The influence of the Arab/Omani spring cannot go unnoticed in this context. In 1983, Oman promulgated its first consolidated law on avoiding conflict of interest and protecting public funds. However, the law was never effectively put to use. In fact, a major embezzlement scandal emerged shortly after, in 1985. The high-level personnel involved were simply removed from office and left to enjoy their accumulated wealth. This was not the first or last time such treatment took place vis-à-vis high-level officials misappropriating public funds.

Conflict of interest became a very hot issue once again upon the promulgation of the Basic Law of the State in 1996. However, it was soon to wither away. What became evident to the populace is that such laws are often ignored. What people were made to believe is that these laws lacked political will and that they were made for public consumption only and not for real implementation. People even joked about the resilience of established commercial interests cross-fertilized with vested political interests. 

This move of the State Audit must be read in tandem with the spirit of the Arab/Omani spring of 2011, which was largely ignited by economic disparity fueled by blatantly rising levels of corruption and its manifestations across the board. Calls during the 2011 sit-ins and subsequent public discussions focused on reforms curbing the rising corruption and prosecuting the responsible public officials. Evidence and examples of corruption and the means to discover and curb such behavior were the subject of public discourse, lectures and discussions.

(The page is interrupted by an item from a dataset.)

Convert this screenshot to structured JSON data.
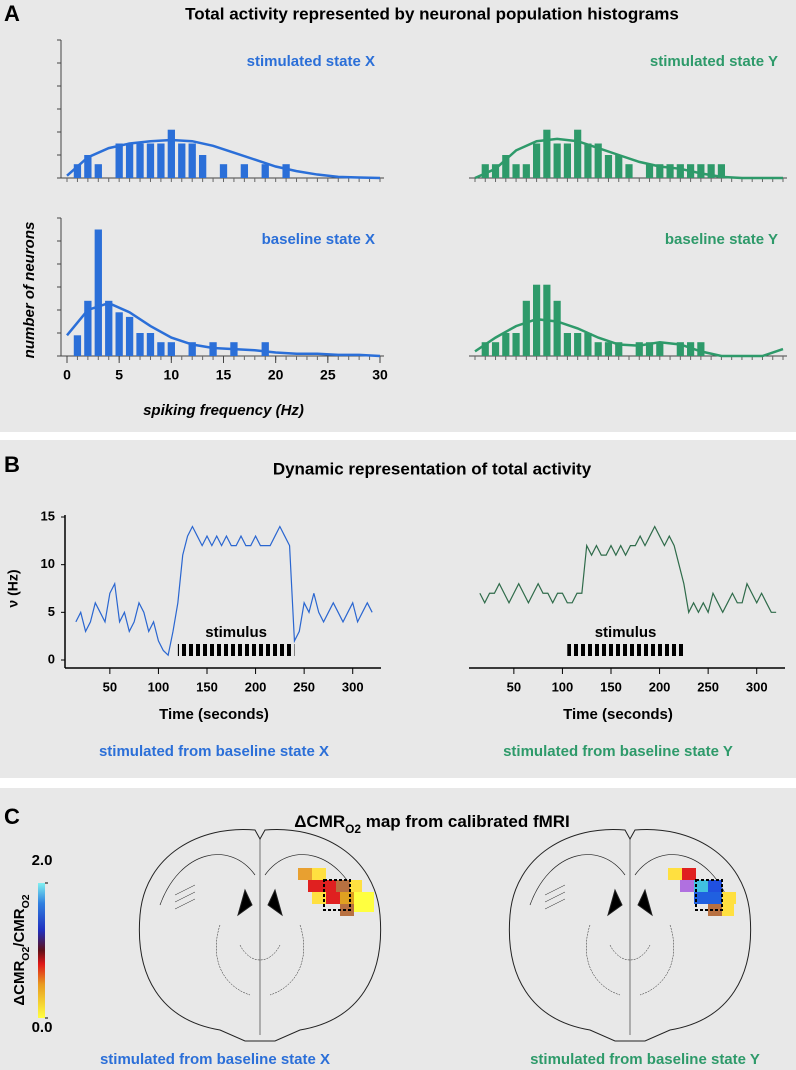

Information and Communications Technology (ICT) and social media have helped promote this knowledge and discourse. The citizenry found in the ICT and social media an avenue to get information on officials and transactions and to report violations and evidence of such violations. In fact, the State Audit has developed an electronic system whereby members of the public can report directly incidence of white collar crimes. The system is not perfect yet, but has proven to have had a good impact on government transparency and public accountability.

A significant outcome of this trend will be, hopefully, greater confidence in the reforms embarked upon after the 2011 unrests, which in due course might restore faith in the aging absolute monarchical system.

Ahmed Ali M. al-Mukhaini is an independent researcher in political developments, human rights and dialogue, and the former assistant secretary-general for the Shura Council in Oman.